I remember that day,
as we all do
And I remember the day after.

The sky a crystal clear blue
The air crisp but warm
the way it is with
summer in September.
The school field glistening with dew.

I’m sure I was wearing
some big knitted sweater,
the kind that you paired
with Birkenstocks
and twine bracelets
and smelled like wool.

Earthy + itchy + full of love.

I’m sure my parents went to
work that day,
though maybe my mom stayed home,
folding load after load
of laundry
in front of the endless news cycle
of a plan crashing into a
building
on a
loop.

Even though I grew up on Long Island
I didn’t understand
what or where the
“Twin Towers” were
But as we walked outside
with our science lab supplies,
off to collect samples of
dirt, or ants, or leaves
I remember smelling something else
on the wind
Like hot tar or burning rubber.

And my science teacher, in her bravery
to treat us like adults said,

“It’s the city burning.”

We were only 50 miles away
from it all.

And that is when it became real,
this weight that I carry
as a high school kid
from New York
the day after the towers fell.

A Symbol, A Gesture

I never forget, but it’s hard to remember.

Was caught of guard last night when I saw the date was September 10th. Here in Los Angeles, where “your feelings change but seasons never do” (Sherwood) it’s difficult for me to feel the date. Is it August or March? It’s hard to tell. I grew up on the east coast, where that one week of shifting sun in August leads to the brisk breeze of September. You can feel it, in the sun, in the wind, in the noises at night.

Even after 7 years here in LA – I don’t.

But this morning I was reminded of the importance of the date when I saw this flag hanging from a neighbor’s balcony. Didn’t take her as a political person, but then again, neither am I. And I appreciate the symbol, the gesture, the recognition.

So, I send love to those who lost someone on that day, and I send thanks to those who rescued, rallied and held vigil. I am so grateful for this life here in SoCal, and I’ll always be a New Yorker at heart.

Let’s Hear It For New York

I wasn’t going to write about 9/11, but this came out in my morning pages today…

Yesterday, I heard this woman on NPR speak about her husband dying in the World Trader Center attacks. I still can’t fathom all of that completely…

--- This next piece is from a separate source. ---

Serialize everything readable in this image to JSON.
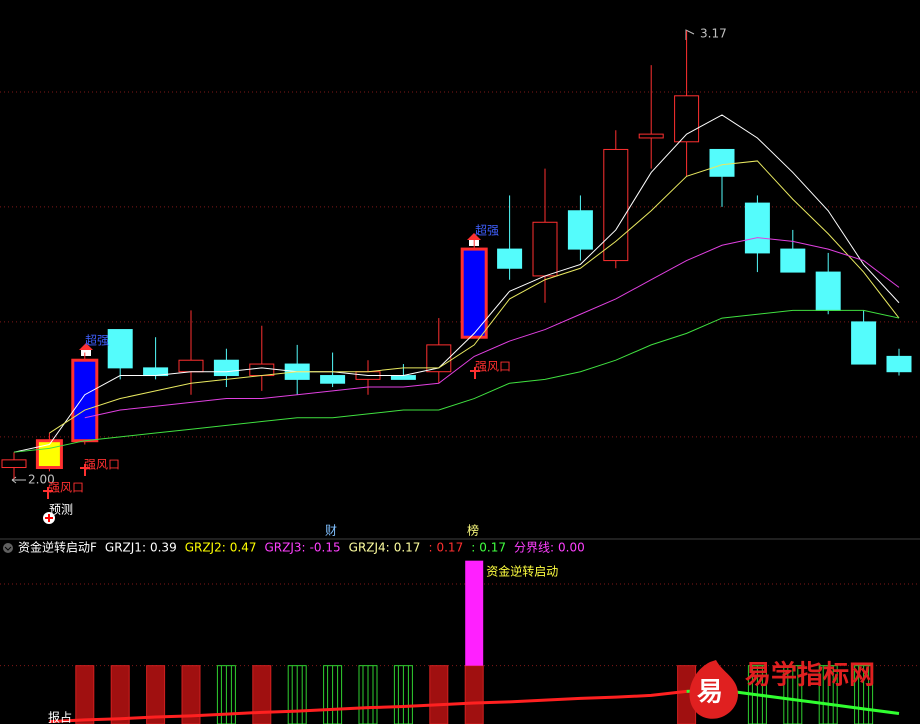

I was at school, senior year. 17 years old. It was 1st or 2nd period. I’d made an excuse to go to my locker, to skip class for a few minutes, when I saw a friend in the hall. He’s an anarchist, so when he said something about NYC being attacked I thought he was joking. Even having grown up on Long Island, I didn’t understand where the towers were or what “an attack” on them could mean.

He pulled me into the principal’s office where news coverage was streaming on the huge TV mounted in the corner. I don’t know how long we were there, but we ended up back in class, AP Environmental Science (which we affectionally dubbed APES). By that time another friend, who always arrived late with dramatic flair, had appeared with a video tape of the morning news that he’d captured at home and brought in.

Rumor was a kid or two in the Middle School had a parent there. Maybe there were announcements and / or an assembly but I remember we were told to just go to class as normal. Then I was in the AV room – they had small TV monitors the could access cable on.

Back then I didn’t have an iPad, iPhone, iPod. We couldn’t get on a computer. I didn’t even have a cell phone. Did I call home rom the payphone and Mom said we should stay at school? Did I go and try to find my brother, who was in 10 grade, or my sister who was in 8th grade? My memory runs blank.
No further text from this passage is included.